Reprenant son sérieux, il insiste. « Je sais que j’ai beaucoup de chance d’être ici, alors j’en profite. » Au sein de la caravane Leclerc, les places sont chères. « Nous retenons environ 1 candidature sur 1 000, confirment les organisateurs. On prend les plus motivés, ceux dont le caractère correspond aux valeurs de la course. » Car, une fois embarqué, pas question de confondre le Tour avec une colonie de vacances.
« Une bière, pas plus ! » promet ainsi Manon, au retour de l’étape LorientPontivy. Attablée au restaurant de l’hôtel, la jeune femme est catégorique. « Contrairement à ce que les gens pourraient s’imaginer, il n’y a pas de nuits blanches ou de grosses soirées arrosées au Tour de France. » Avec plusieurs milliers de spectateurs au bord des routes, pas de place pour « le verre de trop ». Chaque matin, les caravaniers peuvent être contrôlés par l’organisation pour vérifier leur alcoolémie. Et si celle-ci est supérieure à 0 : « C’est directement “BTM” [“bagages, train, maison”], lâche Tom. Il n’y a pas de justification possible, pas de “s’il te plaît, c’était la dernière fois”… C’est ciao ! »
En ce soir du lundi 28 juin, les membres de la team Leclerc se contenteront donc d’un verre ou deux devant un match de l’Euro diffusé sur l’écran géant du restaurant. « De toute façon, on est tellement crevés qu’on rêve seulement d’aller dormir », confie Manon, épuisée.
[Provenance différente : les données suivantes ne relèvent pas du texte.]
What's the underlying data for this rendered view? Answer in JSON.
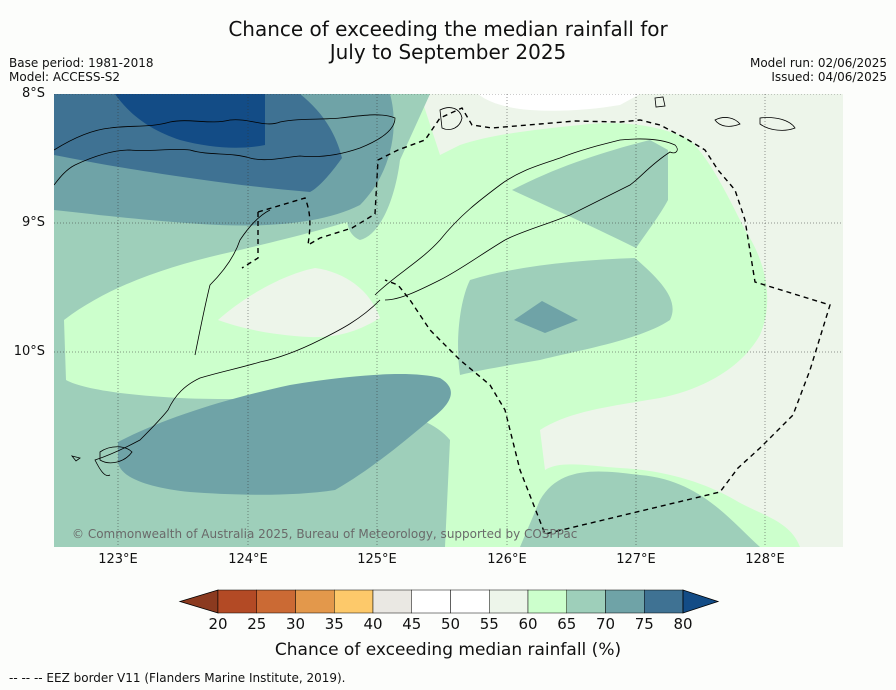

Avant de rejoindre sa chambre, l’orthophoniste prend le temps de saluer plusieurs membres de l’équipe, rit quelques minutes avec chacun. Il y a encore trois jours, elle ne connaissait pas certains d’entre eux. « Ici, les amitiés que tu noues, c’est puissance 1 000. Il faut le vivre pour comprendre », assure-t-elle avant de s’éclipser pour, enfin, se reposer. « Tu finis littéralement sur les genoux, mais ça vaut le coup. » Demain, son réveil sonnera à 7 heures, et elle reprendra la route. Une étape de 150 kilomètres l’attend.